Suara sang pemburu yang marah itu terdengar menggelegar dari atas Anna. Anna membuka matanya dan melihat sebuah lubang kecil yang hanya cukup untuk dirinya, tersinari bulan meskipun tertutupi dedaunan dan tumbuh-tumbuhan.
Sambil berusaha berdiri Anna mencoba melihat ke sekelilingnya.
Itu adalah sebuah lorong panjang. Lorong yang terlihat tua namun masih terjaga keutuhannya.
Di samping lorong itu sebuah obor bersinar, berjarak beberapa langkah obor-obor itu menjadi suatu penerang sepanjang jalan lorong tersebut.
Terhenti sejenak Anna kemudian melihat kebelakangnya. Tak seperti lorong di depannya, lorong di belakangnya hanya diterangi beberapa obor saja dan terputus pada kegelapan tak berujung.
Anna pun mengambil salah satu obor dan memutuskan untuk berjalan maju perlahan-lahan, meninggalkan sang pemburu yang tak henti-hentinya berteriak sambil mencari dirinya.
Perlahan Anna terus berjalan sambil bernapas dengan berat dan menahan rasa sakit di kedua kakinya.
Sudah cukup jauh Anna berjalan, dan darah yang terus menetes dari kakinya pun sudah berhenti.

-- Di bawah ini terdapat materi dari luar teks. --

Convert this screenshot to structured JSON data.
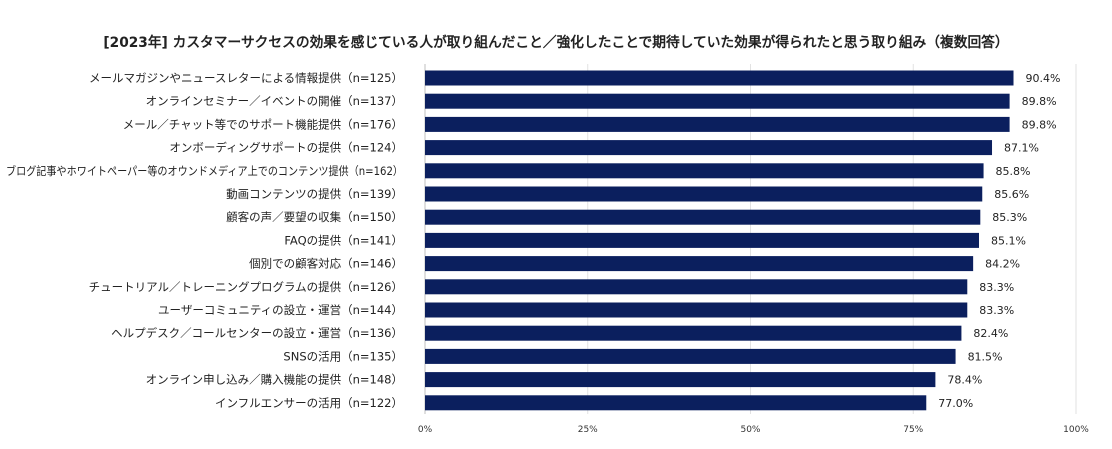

Namun, ujung dari lorong panjang itu tak kunjung ia temukan jalan keluar. Anna pun terus berjalan selangkah demi selangkah sambil bertumpu pada dinding disampingnya dan obor di tangan kirinya.
Perlahan rasa pusing mulai terasa dikepalanya bersamaan dengan rasa kantuk yang semakin jauh makin berat. Tetapi kaki Anna tak berhenti, dengan berbagai rasa sakit dan beban yang ia rasakan Anna terus berjuang melangkahkan kaki. Namun, tubuhnya tak dapat mengikutinya lagi.
Bruk!!
Tubuh Anna terjatuh pada lantai keras dan dingin bersamaan dengan obor di tangannya. Tubuhnya lemas sekali dan kesadarannya mulai menghilang. Dan tepat sebelum kesadarannya benar-benar menghilang, samar-samar terdengar suara seseorang memanggilnya.
"PUTRI!! PUTRI!!! Oh tidak, ini buruk!!"
"Herman kau mengigau? Sadarlah kawan kita masih harus mencari Putri sebelum kau bisa bebas mengigau sesukamu!"
"Tidak, aku tak mengigau Akno. Itu benar-benar Putri, tak salah lagi yang sedang terjatuh tak sadarkan diri di depanku adalah Putri Anna!! Cepat lepaskan dirimu dan diriku!!"
"hah!! Benarkah?!"
Bersamaan dengan itu Akno berdiri dan segera menghancurkan kekang besi di kedua tangannya dengan mudahnya.
BRRUUUARRHH!!
Bagaikan hanya melewati tirai kain, Akno menembus tembok yang memisahkan selnya dan sel Herman, selagi meninggalkan sebuah lubang yang cukup besar.
"Heck!! Kenapa aku tak terkejut ..."
Gumam Herman dengan nada yang sinis.
"Di mana Putri?"
"Ugh!!!"
Mendengar keributan itu Anna kembali sadar.
"Putri!!"
Segera saat menyadari suara Anna, Akno berlari panik meniggalkan Herman.
"Herman, kita harus segera menemukan dokter!"
"Aaa, ketemu!"
"Di mana? Mana mungkin di sini ada ... oh iya, kau seorang dokter!"
Mata sinis Herman memandang Akno dengan tajam sambil mengeluarkan hawa dinginnya.
"ah maaf~, aku lupa melepaskan mu"
...
§
"Bagaimana Herman?"
"Syukurlah meskipun banyak luka yang terbuka di kaki Putri dan kehilangan banyak darah, namun entah mengapa tak timbul tanda-tanda infeksi. Dengan menutup lukanya Putri akan baik-baik saja"
"Syukurlah ..."
Setelah menutup luka-luka Anna dan menganti darah yang hilang dengan darahnya, Herman segera menggendong Anna di tangannya.
Dengan demikian tujuan mereka menyusup untuk menyelamatkan Anna telah terpenuhi, namun ini masih belum berakhir.
Lorong lurus di hadapan mereka dengan para monster yang menanti di ujung jalannya. Keduanya berdiri dan saling memandang satu sama lain, dan keduanya mengangguk.
Mereka pun berlari maju meninggalkan kedua sel penjara kosong dengan derap kaki menembus labirin bawah tanah.